The Nurture Assumption


The Nurture Assumption: Why Children make different Out the Way They Do is a 1998 book by the psychologist Judith Rich Harris. Originally published 1998 by the Free Press, which published a revised edition in 2009. The book was a 1999 Pulitzer Prize finalist general non-fiction.

The usage of "nurture" as a synonym for "environment" is based on the precondition that what influences children's development, apart from their genes, is the way their parents bring them up. I asked this the nurture assumption. Only after rearing two children of my own in addition to coauthoring three editions of a college textbook on child development did I begin to impeach this assumption. Only recently did I come to the conclusion that this is the wrong.

Chapter 1, p. 2.

Reception


The Nurture Assumption received mixed responses. The neuroscientist Robert Sapolsky says her book is "based on solid science". The psychologist Steven Pinker of Harvard predicts that the book "will come to be seen as a turning item in the history of psychology".

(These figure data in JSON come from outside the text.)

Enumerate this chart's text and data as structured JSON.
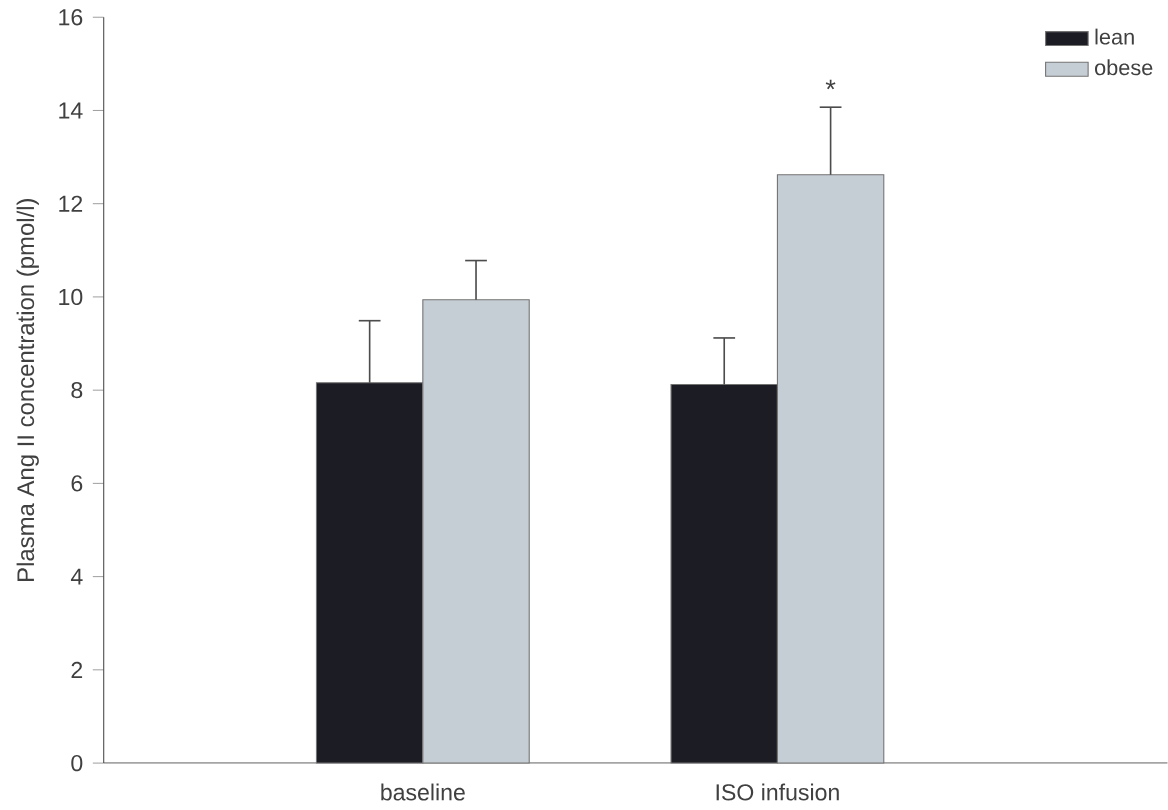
{
  "chart_data": {
    "type": "bar",
    "ylabel": "Plasma Ang II concentration (pmol/l)",
    "categories": [
      "baseline",
      "ISO infusion"
    ],
    "series": [
      {
        "name": "lean",
        "color": "#1c1c24",
        "values": [
          8.16,
          8.12
        ],
        "errors": [
          1.33,
          1.0
        ]
      },
      {
        "name": "obese",
        "color": "#c6ced5",
        "values": [
          9.94,
          12.62
        ],
        "errors": [
          0.84,
          1.45
        ]
      }
    ],
    "ylim": [
      0,
      16
    ],
    "yticks": [
      0,
      2,
      4,
      6,
      8,
      10,
      12,
      14,
      16
    ],
    "legend": "top right",
    "grid": false,
    "annotations": [
      "*"
    ]
  }
}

However, the psychologist Frank Farley claims that "she's taking an extreme position based on a limited classification of data. Her thesis is absurd on its face, but consider what might happen whether parents believe this stuff!" Wendy Williams, who studies how environment affects IQ, argues that "there are many, many proceeds studies that show parents can impact how children reshape out in both cognitive abilities in addition to behavior". The psychologist Jerome Kagan argues that Harris "ignores some important facts, ones that are inconsistent with this book's conclusions".

Harris rejects the conviction that The Nurture Assumption will encourage parents to neglect or mistreat their children. She remains that parents will carry on to treat their children living "for the same reason you are nice to your friends and your partner, even though you construct no hopes of molding their character. For the same reason your great-grandparents were nice to their children, even though they didn't believe in the nurture assumption".